Jak stwierdził Dmitrij Polanski, zastępca ambasadora Rosji przy ONZ, przedstawiciele forum nie zarefowali na "rutynową histerię" Kysylycy.
Rosyjski dyplomata odniósł się także do słów Kułeby, który zaproponował zwołanie w lutym przyszłego roku "szczytu pokojowego", podczas którego mediacje na linii Rosja-Ukraina prowadziłby sekretarz generalny ONZ Antonio Guterres.
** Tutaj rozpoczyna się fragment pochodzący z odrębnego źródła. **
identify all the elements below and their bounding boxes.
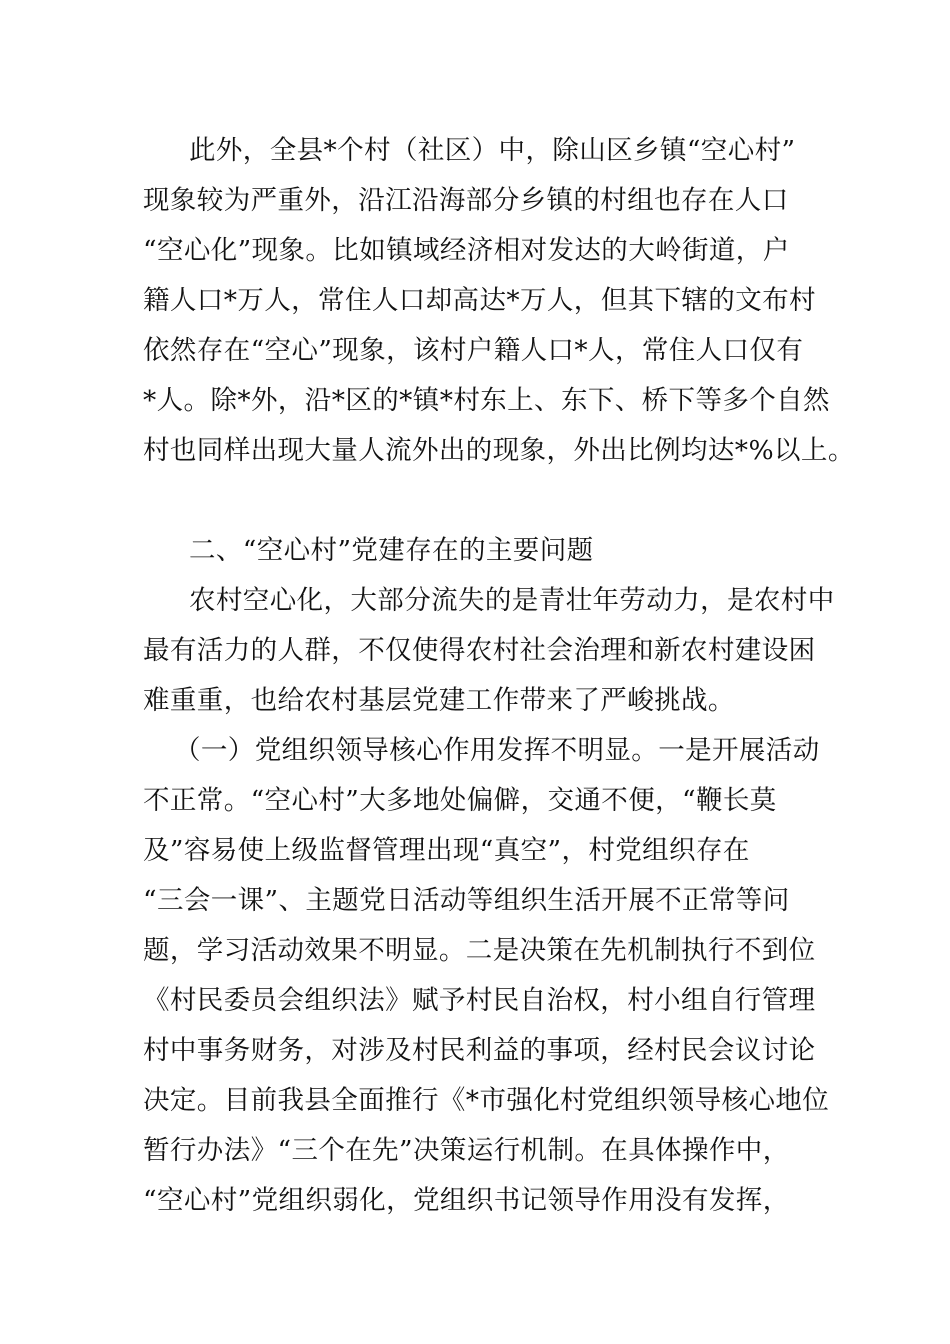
paragraph-3-line-2: 不正常。“空心村”大多地处偏僻，交通不便，“鞭长莫 [143, 785, 777, 816]
paragraph-2-line-2: 最有活力的人群，不仅使得农村社会治理和新农村建设困 [143, 635, 816, 666]
paragraph-1-line-5: 依然存在“空心”现象，该村户籍人口*人，常住人口仅有 [143, 335, 804, 366]
section-heading: 二、“空心村”党建存在的主要问题 [189, 535, 594, 566]
paragraph-3-line-3: 及”容易使上级监督管理出现“真空”，村党组织存在 [143, 835, 750, 866]
paragraph-1-line-4: 籍人口*万人，常住人口却高达*万人，但其下辖的文布村 [143, 285, 816, 316]
paragraph-3-line-9: 暂行办法》“三个在先”决策运行机制。在具体操作中， [143, 1135, 790, 1166]
paragraph-1-line-7: 村也同样出现大量人流外出的现象，外出比例均达*%以上。 [143, 435, 855, 466]
paragraph-1-line-2: 现象较为严重外，沿江沿海部分乡镇的村组也存在人口 [143, 185, 789, 216]
paragraph-3-line-8: 决定。目前我县全面推行《*市强化村党组织领导核心地位 [143, 1085, 830, 1116]
paragraph-2-line-3: 难重重，也给农村基层党建工作带来了严峻挑战。 [143, 685, 735, 716]
paragraph-3-line-10: “空心村”党组织弱化，党组织书记领导作用没有发挥， [143, 1185, 790, 1216]
paragraph-3-line-5: 题，学习活动效果不明显。二是决策在先机制执行不到位 [143, 935, 816, 966]
paragraph-1-line-1: 此外，全县*个村（社区）中，除山区乡镇“空心村” [189, 135, 796, 166]
paragraph-3-line-6: 《村民委员会组织法》赋予村民自治权，村小组自行管理 [143, 985, 816, 1016]
paragraph-3-line-1: （一）党组织领导核心作用发挥不明显。一是开展活动 [174, 735, 820, 766]
paragraph-2-line-1: 农村空心化，大部分流失的是青壮年劳动力，是农村中 [189, 585, 835, 616]
paragraph-3-line-4: “三会一课”、主题党日活动等组织生活开展不正常等问 [143, 885, 790, 916]
paragraph-1-line-3: “空心化”现象。比如镇域经济相对发达的大岭街道，户 [143, 235, 790, 266]
paragraph-1-line-6: *人。除*外，沿*区的*镇*村东上、东下、桥下等多个自然 [143, 385, 830, 416]
paragraph-3-line-7: 村中事务财务，对涉及村民利益的事项，经村民会议讨论 [143, 1035, 816, 1066]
Ukraiński polityk stwierdził jednak także, że udział Moskwy w negocjacjach powinien zależeć od możliwości pociągnięcia jej do odpowiedzialności za zbrodnie wojenne.
– Jeśli spojrzymy na te dwie historię, to one wzajemnie się wykluczają. Jaki rodzaj "pokojowego szczytu" może się odbyć bez udziału Rosji? – pytała Polanski. – Tymczasem wyobrażenie go sobie bez udziału Ukrainy jest bardzo łatwe – dodał dyplomata.
Czytaj też:
Ławrow: Zachód i Ukraina chcą zniszczyć RosjęCzytaj też:
Łukaszenka znów spotkał się z Putinem. "Pojawiły się pewne problemy"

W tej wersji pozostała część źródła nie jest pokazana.